A principal delas é que todo roteiro precisa apresentar uma evolução de seu protagonista. Um herói nunca termina o filme como começou e toda história trata dessa jornada de crescimento do indivíduo. Mais do que uma lição de moral, é uma transformação. É ir do ponto A ou ponto B, seja para o bem ou para o mal — o importante é essa evolução.
E Homem-Aranha: Sem Volta para Casa é um grande preparativo para essa transformação do herói. Temos um Peter Parker tendo de lidar com as consequências de seus próprios atos para entender que, com grandes poderes, vêm grandes responsabilidades. O problema é que o roteiro se esquece disso em seu momento mais crucial.

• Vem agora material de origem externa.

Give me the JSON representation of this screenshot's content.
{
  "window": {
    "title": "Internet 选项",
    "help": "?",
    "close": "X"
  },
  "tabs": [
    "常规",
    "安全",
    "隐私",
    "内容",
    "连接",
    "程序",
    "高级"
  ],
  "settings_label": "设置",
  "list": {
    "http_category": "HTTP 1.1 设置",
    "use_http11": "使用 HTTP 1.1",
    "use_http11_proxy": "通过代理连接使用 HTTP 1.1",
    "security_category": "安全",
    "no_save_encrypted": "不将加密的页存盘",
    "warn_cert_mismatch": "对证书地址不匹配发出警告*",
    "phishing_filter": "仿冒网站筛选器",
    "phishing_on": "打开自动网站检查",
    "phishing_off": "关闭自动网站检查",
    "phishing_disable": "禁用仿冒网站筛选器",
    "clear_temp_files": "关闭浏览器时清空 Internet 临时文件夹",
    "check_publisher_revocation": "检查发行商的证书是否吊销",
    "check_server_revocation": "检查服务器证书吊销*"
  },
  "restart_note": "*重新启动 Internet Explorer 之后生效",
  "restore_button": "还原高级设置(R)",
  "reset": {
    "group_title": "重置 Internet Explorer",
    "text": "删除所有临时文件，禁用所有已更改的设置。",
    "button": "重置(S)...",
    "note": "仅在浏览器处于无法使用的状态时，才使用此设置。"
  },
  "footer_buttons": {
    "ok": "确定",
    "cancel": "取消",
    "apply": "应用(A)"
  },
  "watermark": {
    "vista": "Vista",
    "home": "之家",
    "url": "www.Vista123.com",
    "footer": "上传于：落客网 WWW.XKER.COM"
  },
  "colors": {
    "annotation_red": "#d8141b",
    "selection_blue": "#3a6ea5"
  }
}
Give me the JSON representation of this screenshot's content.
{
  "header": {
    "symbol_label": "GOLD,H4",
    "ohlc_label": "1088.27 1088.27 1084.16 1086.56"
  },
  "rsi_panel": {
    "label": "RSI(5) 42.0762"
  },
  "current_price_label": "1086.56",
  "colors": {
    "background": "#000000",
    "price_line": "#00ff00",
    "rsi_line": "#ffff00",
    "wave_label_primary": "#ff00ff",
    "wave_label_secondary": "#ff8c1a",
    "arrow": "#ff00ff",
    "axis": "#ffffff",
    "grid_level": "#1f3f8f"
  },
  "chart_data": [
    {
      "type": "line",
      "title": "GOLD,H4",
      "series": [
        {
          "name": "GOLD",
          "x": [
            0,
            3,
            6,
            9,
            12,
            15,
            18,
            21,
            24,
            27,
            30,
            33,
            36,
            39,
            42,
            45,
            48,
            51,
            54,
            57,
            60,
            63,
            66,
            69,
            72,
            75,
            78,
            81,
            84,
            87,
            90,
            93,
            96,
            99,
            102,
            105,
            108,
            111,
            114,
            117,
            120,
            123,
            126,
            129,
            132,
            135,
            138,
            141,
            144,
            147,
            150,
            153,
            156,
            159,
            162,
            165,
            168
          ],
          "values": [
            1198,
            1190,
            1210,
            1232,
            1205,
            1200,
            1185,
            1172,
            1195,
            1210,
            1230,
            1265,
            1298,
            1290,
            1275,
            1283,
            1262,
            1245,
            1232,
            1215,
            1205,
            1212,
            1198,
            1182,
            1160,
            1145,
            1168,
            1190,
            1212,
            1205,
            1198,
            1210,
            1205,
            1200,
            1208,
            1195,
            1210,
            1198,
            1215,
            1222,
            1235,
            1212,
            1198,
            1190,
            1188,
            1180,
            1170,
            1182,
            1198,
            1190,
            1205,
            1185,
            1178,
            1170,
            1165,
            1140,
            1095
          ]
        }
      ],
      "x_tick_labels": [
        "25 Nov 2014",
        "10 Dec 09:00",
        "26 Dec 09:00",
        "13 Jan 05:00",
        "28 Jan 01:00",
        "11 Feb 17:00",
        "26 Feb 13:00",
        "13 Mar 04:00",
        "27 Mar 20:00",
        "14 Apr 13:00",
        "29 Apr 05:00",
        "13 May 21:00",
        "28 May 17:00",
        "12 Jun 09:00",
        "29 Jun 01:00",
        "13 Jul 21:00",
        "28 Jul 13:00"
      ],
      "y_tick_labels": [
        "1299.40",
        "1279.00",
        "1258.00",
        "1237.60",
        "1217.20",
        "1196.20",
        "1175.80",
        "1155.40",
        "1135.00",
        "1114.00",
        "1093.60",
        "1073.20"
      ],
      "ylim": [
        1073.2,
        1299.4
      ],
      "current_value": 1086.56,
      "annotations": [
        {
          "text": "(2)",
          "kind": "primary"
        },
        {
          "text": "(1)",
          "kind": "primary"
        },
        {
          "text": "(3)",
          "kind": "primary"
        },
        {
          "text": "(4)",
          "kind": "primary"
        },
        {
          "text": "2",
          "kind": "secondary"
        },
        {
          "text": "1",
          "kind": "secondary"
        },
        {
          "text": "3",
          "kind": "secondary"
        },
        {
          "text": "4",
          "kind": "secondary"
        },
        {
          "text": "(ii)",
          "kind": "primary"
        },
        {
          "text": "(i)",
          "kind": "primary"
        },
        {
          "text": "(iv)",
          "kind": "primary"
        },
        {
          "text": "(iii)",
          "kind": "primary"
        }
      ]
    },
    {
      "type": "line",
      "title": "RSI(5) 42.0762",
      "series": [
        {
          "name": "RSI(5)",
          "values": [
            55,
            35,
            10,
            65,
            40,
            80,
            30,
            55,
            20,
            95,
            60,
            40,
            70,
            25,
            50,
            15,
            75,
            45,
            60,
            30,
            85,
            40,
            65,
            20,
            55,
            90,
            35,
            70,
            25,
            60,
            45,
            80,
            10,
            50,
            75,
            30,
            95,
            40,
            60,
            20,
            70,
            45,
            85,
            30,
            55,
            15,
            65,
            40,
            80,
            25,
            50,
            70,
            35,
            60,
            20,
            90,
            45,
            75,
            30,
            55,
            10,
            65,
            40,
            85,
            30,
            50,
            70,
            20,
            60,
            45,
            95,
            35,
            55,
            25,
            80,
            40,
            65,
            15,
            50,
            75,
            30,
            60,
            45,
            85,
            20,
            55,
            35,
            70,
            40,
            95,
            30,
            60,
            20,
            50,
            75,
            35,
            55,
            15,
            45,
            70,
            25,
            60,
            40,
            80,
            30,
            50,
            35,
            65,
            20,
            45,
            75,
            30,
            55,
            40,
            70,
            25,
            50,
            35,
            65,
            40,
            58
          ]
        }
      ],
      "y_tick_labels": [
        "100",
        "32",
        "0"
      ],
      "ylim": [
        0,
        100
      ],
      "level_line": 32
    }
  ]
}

O novo Homem-Aranha prepara toda a jornada de seu protagonista para essa evolução. Temos a perda de alguém importante, o sentimento de culpa por ter sido irresponsável e até mesmo uma conversa com os outros Aranhas explicando o quanto essa dor é definidora para o personagem. Só que, na hora em que esse crescimento é posto à prova, ele falha.
E isso é problemático não apenas porque ele toma uma decisão que vai contra a própria essência do herói, mas por contrariar o próprio roteiro. Tudo é construído para que aquele Peter Parker seja melhor que o vilão e que os seus próprios antecessores. Tudo é montado para que ele incorpore a ideia de que a grande responsabilidade que acompanha seus poderes é jamais ultrapassar a linha do assassinato, jamais se rebaixar a esse nível do vilão.
No entanto, no momento em que Peter precisa ser parado para não avançar esse sinal, é porque ele não aprendeu nada com as perdas que teve e não entendeu nada dos conselhos que recebeu. Isso faz dele o mesmo garoto impulsivo que apela para a magia sem se importar em dar um telefonema para resolver um problema mundano. Ele termina o filme como começou, o que é terrível.
Esse é o tipo de problema que enfraquece demais o roteiro, pois esvazia o símbolo do herói, ainda mais alguém tão icônico quanto o Homem-Aranha. É um deslize tão grande que é difícil de ignorar mesmo em meio à pirotecnia nostálgica que é Sem Volta para Casa.
É o suficiente para estragar a festa? Não, mas é algo que deixa um gosto amargo, como aquela ressaca do dia seguinte. Por mais que tenha sido divertido rever os amigos e ter se empolgado com cada revelação apresentada, é um erro que fica martelando na sua cabeça por um bom tempo.
Isso porque o próprio filme parece se esquecer de sua própria lição. Grandes poderes trazem grandes responsabilidades — e isso não deve ser esquecido nem mesmo em meio a um momento de celebração.